Yin Yang Zen Kapısı, Tianlang Krallığı ve Zhou Tianmen orduları da içeri girdi ve bu sırada onlar da uzaktan izlemek için Ateş Diyarının dışında kaldılar.
Ateş alanına uzaktan bakan Wu Zhongtian ve Zhou Tian’ın kutsal oğlu bu sefer yardım edemedi ama ciddi görünüyordu.
“Bu yere girilemez ve bu ateş koparılamaz.” Yangın Diyarının en derin yerindeki yangın fırtınasına bakarken, Tianlang Ülkesinin Büyük Prensi ciddi görünüyordu.
“Tianlang Daojun’un içeri girdiğini duydum.” Yanındaki Büyük Tarikat Atası yavaşça konuştu, “Majesteleri sizin ne düşündüğünüzü bilmiyor mu? Bu atanın sözlerini duyan herkes Tianlang Krallığının prensine baktı, Tianlang Daojun, Tianlang Krallığının kurucu atasıydı ve Ateş Diyarına girmişti.
Tianlang Krallığının prensi bir an sessiz kaldı ve sonunda yavaşça konuştu: “Ata içeri girdi ve en derin yere gitti ve bir alev kümesi aldı.

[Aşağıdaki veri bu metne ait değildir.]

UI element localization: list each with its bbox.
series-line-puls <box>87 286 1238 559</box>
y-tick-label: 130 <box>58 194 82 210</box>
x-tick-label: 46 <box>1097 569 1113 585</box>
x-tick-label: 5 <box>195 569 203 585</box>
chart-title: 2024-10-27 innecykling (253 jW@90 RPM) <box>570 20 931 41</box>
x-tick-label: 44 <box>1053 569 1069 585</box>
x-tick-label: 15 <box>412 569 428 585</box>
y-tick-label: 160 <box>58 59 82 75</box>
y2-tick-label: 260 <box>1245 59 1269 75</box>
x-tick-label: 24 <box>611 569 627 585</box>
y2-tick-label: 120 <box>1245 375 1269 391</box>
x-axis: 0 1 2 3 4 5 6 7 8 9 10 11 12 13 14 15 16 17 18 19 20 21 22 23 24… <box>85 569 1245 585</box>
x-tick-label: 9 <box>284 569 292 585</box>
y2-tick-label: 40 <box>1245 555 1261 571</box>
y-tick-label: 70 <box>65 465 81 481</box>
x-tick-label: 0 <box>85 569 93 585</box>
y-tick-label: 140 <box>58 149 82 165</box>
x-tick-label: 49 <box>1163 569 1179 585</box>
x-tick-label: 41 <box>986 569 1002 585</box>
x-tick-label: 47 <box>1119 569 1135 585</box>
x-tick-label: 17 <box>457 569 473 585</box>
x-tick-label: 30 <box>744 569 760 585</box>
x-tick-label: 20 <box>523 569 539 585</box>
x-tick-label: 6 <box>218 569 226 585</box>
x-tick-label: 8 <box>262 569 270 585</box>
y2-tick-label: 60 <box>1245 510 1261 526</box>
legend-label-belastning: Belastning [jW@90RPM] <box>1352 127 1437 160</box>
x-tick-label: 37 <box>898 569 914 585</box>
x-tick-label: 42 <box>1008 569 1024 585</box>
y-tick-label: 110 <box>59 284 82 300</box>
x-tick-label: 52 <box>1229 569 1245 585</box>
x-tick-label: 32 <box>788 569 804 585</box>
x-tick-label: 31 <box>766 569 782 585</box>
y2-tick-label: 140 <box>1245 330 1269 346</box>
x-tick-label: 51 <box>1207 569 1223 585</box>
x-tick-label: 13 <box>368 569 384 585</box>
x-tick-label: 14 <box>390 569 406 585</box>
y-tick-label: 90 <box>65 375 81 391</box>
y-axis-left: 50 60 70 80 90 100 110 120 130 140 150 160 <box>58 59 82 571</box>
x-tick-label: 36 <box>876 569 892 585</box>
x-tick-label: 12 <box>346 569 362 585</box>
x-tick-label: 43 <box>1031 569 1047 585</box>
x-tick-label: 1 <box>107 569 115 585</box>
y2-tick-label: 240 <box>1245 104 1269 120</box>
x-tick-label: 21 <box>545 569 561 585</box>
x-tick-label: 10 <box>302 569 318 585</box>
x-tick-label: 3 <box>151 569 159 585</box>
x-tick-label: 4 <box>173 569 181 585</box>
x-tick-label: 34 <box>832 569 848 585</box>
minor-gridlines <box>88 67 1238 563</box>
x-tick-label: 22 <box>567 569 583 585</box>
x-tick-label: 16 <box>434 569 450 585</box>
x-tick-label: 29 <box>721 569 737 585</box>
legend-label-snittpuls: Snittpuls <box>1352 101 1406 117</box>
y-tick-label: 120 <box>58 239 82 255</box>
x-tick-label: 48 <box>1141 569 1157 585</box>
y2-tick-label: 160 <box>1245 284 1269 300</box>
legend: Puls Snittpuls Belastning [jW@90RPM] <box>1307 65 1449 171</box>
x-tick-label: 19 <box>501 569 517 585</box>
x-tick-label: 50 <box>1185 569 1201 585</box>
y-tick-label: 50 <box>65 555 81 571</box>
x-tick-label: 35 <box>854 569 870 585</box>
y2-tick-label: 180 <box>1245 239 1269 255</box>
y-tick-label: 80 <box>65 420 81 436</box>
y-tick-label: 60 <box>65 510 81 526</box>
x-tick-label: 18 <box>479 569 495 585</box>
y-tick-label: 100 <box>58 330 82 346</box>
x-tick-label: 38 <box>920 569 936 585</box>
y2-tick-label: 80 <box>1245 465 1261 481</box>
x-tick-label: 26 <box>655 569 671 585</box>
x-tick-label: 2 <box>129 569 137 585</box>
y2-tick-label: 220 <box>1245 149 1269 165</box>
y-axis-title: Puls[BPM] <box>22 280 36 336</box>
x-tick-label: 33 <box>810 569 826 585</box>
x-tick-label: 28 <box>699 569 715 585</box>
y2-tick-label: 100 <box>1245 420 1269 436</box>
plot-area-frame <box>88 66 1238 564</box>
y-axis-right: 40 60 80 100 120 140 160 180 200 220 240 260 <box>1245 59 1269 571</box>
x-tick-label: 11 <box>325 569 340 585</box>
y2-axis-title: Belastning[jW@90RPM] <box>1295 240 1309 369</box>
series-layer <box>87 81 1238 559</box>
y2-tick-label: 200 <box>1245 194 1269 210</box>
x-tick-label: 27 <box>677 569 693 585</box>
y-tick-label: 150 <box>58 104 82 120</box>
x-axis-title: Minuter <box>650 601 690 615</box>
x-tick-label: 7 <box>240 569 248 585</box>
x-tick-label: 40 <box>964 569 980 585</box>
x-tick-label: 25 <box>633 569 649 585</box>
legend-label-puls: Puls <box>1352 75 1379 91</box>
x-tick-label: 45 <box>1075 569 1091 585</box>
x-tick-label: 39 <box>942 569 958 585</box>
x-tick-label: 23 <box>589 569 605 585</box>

“Tianlang Daojun Ateş Diyarının en derin kısmına girdi.” Bu sırada, bu tür sözleri duyan herkes Ateş Diyarının en derin kısmındaki fırtına benzeri alevlere bakmaktan kendini alamadı.
Ancak herkes şaşırmaz, Tianlang Daojun güçlü ve yenilmezdir, ateş alanının en derin kısmına girebilir, bu da doğal bir konudur ve bir alev kümesi toplamak gücünü kanıtlamak için yeterlidir.

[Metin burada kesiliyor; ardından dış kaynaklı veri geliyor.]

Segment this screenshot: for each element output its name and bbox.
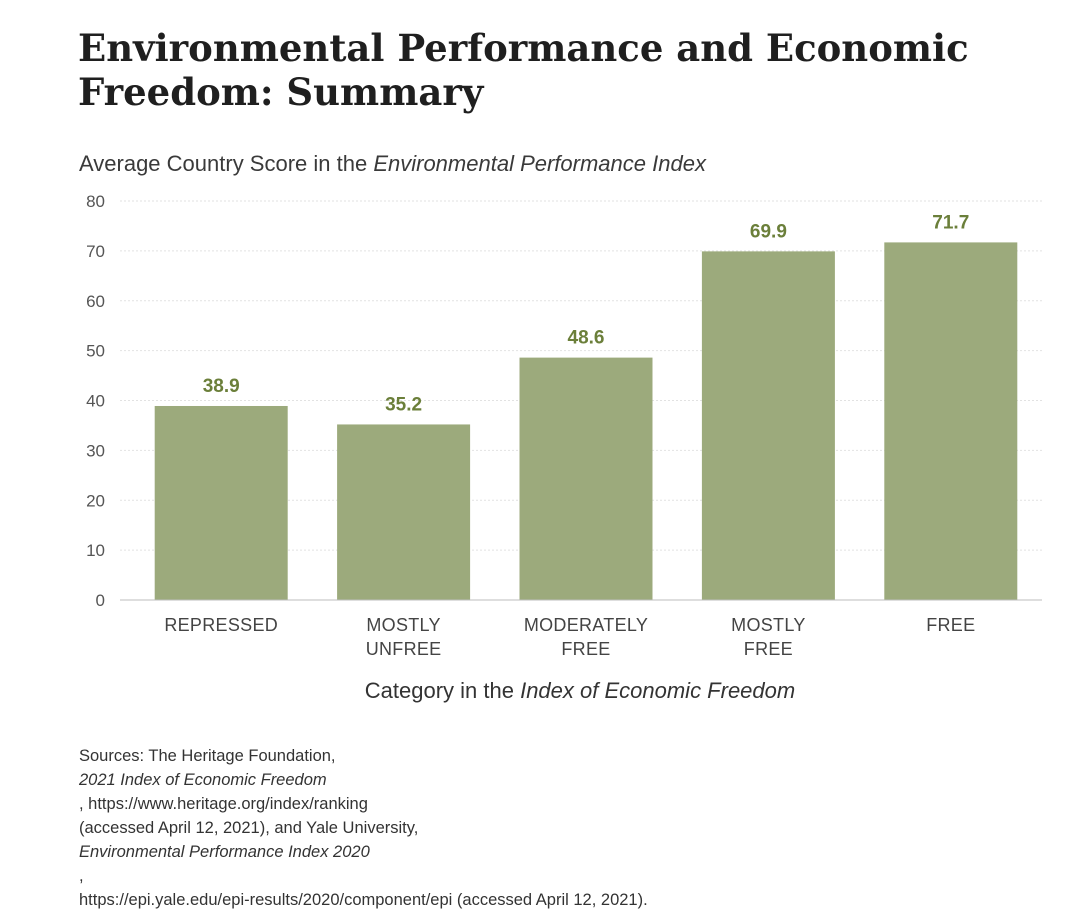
bar	[884, 242, 1018, 601]
y-tick-label: 40	[86, 392, 105, 411]
bar	[701, 251, 835, 600]
bars	[154, 242, 1018, 601]
category-label-line: MOSTLY	[366, 615, 440, 635]
category-label-line: MODERATELY	[524, 615, 648, 635]
category-label-line: UNFREE	[366, 639, 442, 659]
x-axis-label: Category in the Index of Economic Freedo…	[0, 678, 1080, 704]
y-tick-label: 0	[96, 591, 105, 610]
sources-line-1-a: Sources: The Heritage Foundation,	[79, 747, 336, 765]
chart-title-line-1: Environmental Performance and Economic	[78, 26, 969, 70]
sources-line-1-b: , https://www.heritage.org/index/ranking	[79, 795, 368, 813]
data-label: 71.7	[932, 212, 969, 233]
y-tick-label: 50	[86, 342, 105, 361]
y-axis-ticks: 0 10 20 30 40 50 60 70 80	[86, 192, 105, 610]
sources-line-1-italic: 2021 Index of Economic Freedom	[79, 771, 327, 789]
bar	[519, 357, 653, 600]
subtitle-index-name: Environmental Performance Index	[373, 151, 706, 176]
category-label: MODERATELY FREE	[524, 615, 648, 659]
chart-title-line-2: Freedom: Summary	[78, 70, 484, 114]
data-label: 48.6	[568, 328, 605, 349]
data-label: 69.9	[750, 221, 787, 242]
category-label: MOSTLY UNFREE	[366, 615, 442, 659]
category-label: FREE	[926, 615, 975, 635]
y-tick-label: 30	[86, 441, 105, 460]
bar-chart: 0 10 20 30 40 50 60 70 80 38.9 35.2 48.6 69.9 71.7 R…	[86, 192, 1042, 659]
chart-title: Environmental Performance and Economic F…	[78, 26, 978, 114]
sources-line-2-italic: Environmental Performance Index 2020	[79, 843, 370, 861]
category-label: REPRESSED	[164, 615, 278, 635]
data-label: 35.2	[385, 394, 422, 415]
category-label-line: FREE	[561, 639, 610, 659]
sources-line-2: (accessed April 12, 2021), and Yale Univ…	[79, 816, 1039, 888]
sources-note: Sources: The Heritage Foundation, 2021 I…	[79, 744, 1039, 912]
y-tick-label: 20	[86, 491, 105, 510]
bar	[337, 424, 471, 600]
xlabel-index-name: Index of Economic Freedom	[520, 678, 796, 703]
sources-line-2-a: (accessed April 12, 2021), and Yale Univ…	[79, 819, 419, 837]
data-labels: 38.9 35.2 48.6 69.9 71.7	[203, 212, 970, 415]
category-label-line: MOSTLY	[731, 615, 805, 635]
y-tick-label: 70	[86, 242, 105, 261]
category-label-line: FREE	[744, 639, 793, 659]
sources-line-3: https://epi.yale.edu/epi-results/2020/co…	[79, 891, 648, 909]
bar	[154, 405, 288, 600]
category-label-line: FREE	[926, 615, 975, 635]
y-tick-label: 80	[86, 192, 105, 211]
subtitle-prefix: Average Country Score in the	[79, 151, 374, 176]
y-tick-label: 10	[86, 541, 105, 560]
category-label: MOSTLY FREE	[731, 615, 805, 659]
y-tick-label: 60	[86, 292, 105, 311]
category-label-line: REPRESSED	[164, 615, 278, 635]
xlabel-prefix: Category in the	[364, 678, 521, 703]
chart-subtitle: Average Country Score in the Environment…	[79, 151, 706, 177]
data-label: 38.9	[203, 376, 240, 397]
sources-line-1: Sources: The Heritage Foundation, 2021 I…	[79, 744, 1039, 816]
sources-line-2-b: ,	[79, 867, 84, 885]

“Burası anka kuşunun yaşadığı yer.” Bu sırada eski bir ses duyuldu ve biri şöyle dedi: “Tianlang Daojun, bir alev kümesi almak için değil, anka kuşunun yuvasını bulmak için ateş alanına girdi, ama ne yazık ki hiçbir şey bulamadı.”
Herkes bunu söyleyen yaşlı adama baktı, ama yaşlı adam şapkasının kenarıyla kaplıydı ve net göremiyordu ve yaşlı adamın yanında duran birçok insan vardı, hepsi aynı kıyafetleri giyiyordu ve hepsi yüzlerini büyük şapkalarla kapatarak insanlara gizemli bir his veriyordu. “Shenshiling’den bir kişidir.” Bu güçlü adamları gören biri kökenlerini tanıdı ve fısıldamaktan kendini alamadı.

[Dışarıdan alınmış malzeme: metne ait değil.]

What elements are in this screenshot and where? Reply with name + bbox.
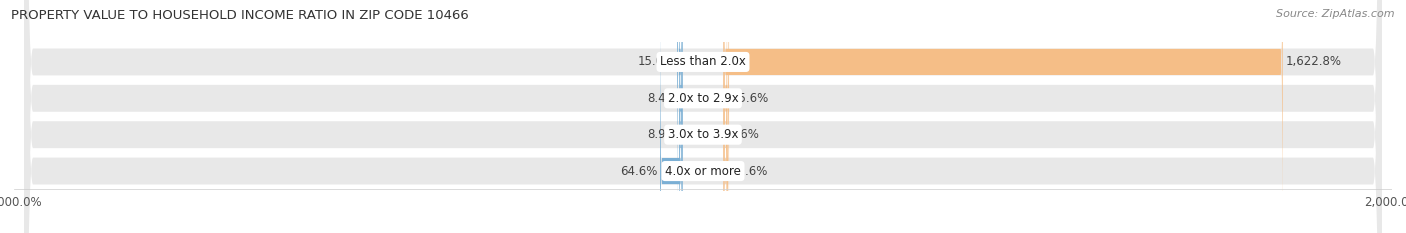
FancyBboxPatch shape — [724, 0, 1282, 233]
Text: Source: ZipAtlas.com: Source: ZipAtlas.com — [1277, 9, 1395, 19]
FancyBboxPatch shape — [24, 0, 1382, 233]
FancyBboxPatch shape — [24, 0, 1382, 233]
Text: PROPERTY VALUE TO HOUSEHOLD INCOME RATIO IN ZIP CODE 10466: PROPERTY VALUE TO HOUSEHOLD INCOME RATIO… — [11, 9, 470, 22]
Text: 3.0x to 3.9x: 3.0x to 3.9x — [668, 128, 738, 141]
FancyBboxPatch shape — [24, 0, 1382, 233]
Text: 9.6%: 9.6% — [730, 128, 759, 141]
Text: 12.6%: 12.6% — [731, 164, 768, 178]
Text: 15.0%: 15.0% — [637, 55, 675, 69]
FancyBboxPatch shape — [679, 0, 682, 233]
FancyBboxPatch shape — [724, 0, 730, 233]
FancyBboxPatch shape — [678, 0, 682, 233]
FancyBboxPatch shape — [724, 0, 728, 233]
Text: 8.9%: 8.9% — [647, 128, 676, 141]
FancyBboxPatch shape — [24, 0, 1382, 233]
Text: 15.6%: 15.6% — [731, 92, 769, 105]
Text: 4.0x or more: 4.0x or more — [665, 164, 741, 178]
FancyBboxPatch shape — [659, 0, 682, 233]
Text: 1,622.8%: 1,622.8% — [1285, 55, 1341, 69]
FancyBboxPatch shape — [724, 0, 727, 233]
Text: 8.4%: 8.4% — [647, 92, 676, 105]
Text: 2.0x to 2.9x: 2.0x to 2.9x — [668, 92, 738, 105]
FancyBboxPatch shape — [679, 0, 682, 233]
Text: Less than 2.0x: Less than 2.0x — [659, 55, 747, 69]
Text: 64.6%: 64.6% — [620, 164, 658, 178]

İlahi Taş Sırt’ın halkı olduğunu duyan birçok güçlü keşiş, özellikle de Taş Adam Klanı’nın güçlü insanları birbiri ardına ellerini bıraktı ve hatta eğildi.
Shenshiling, Shiren klanının atalarının şehri dışındaki en güçlü mirasıdır, ancak Shenshiling her zaman çok mütevazı olmuştur ve nadiren insanlarla etkileşime girer, ancak her zaman çok güçlü olmuştur.
Shenshiling’in büyük bir damarı olduğu ve çok güçlü olduğu rivayet edilir.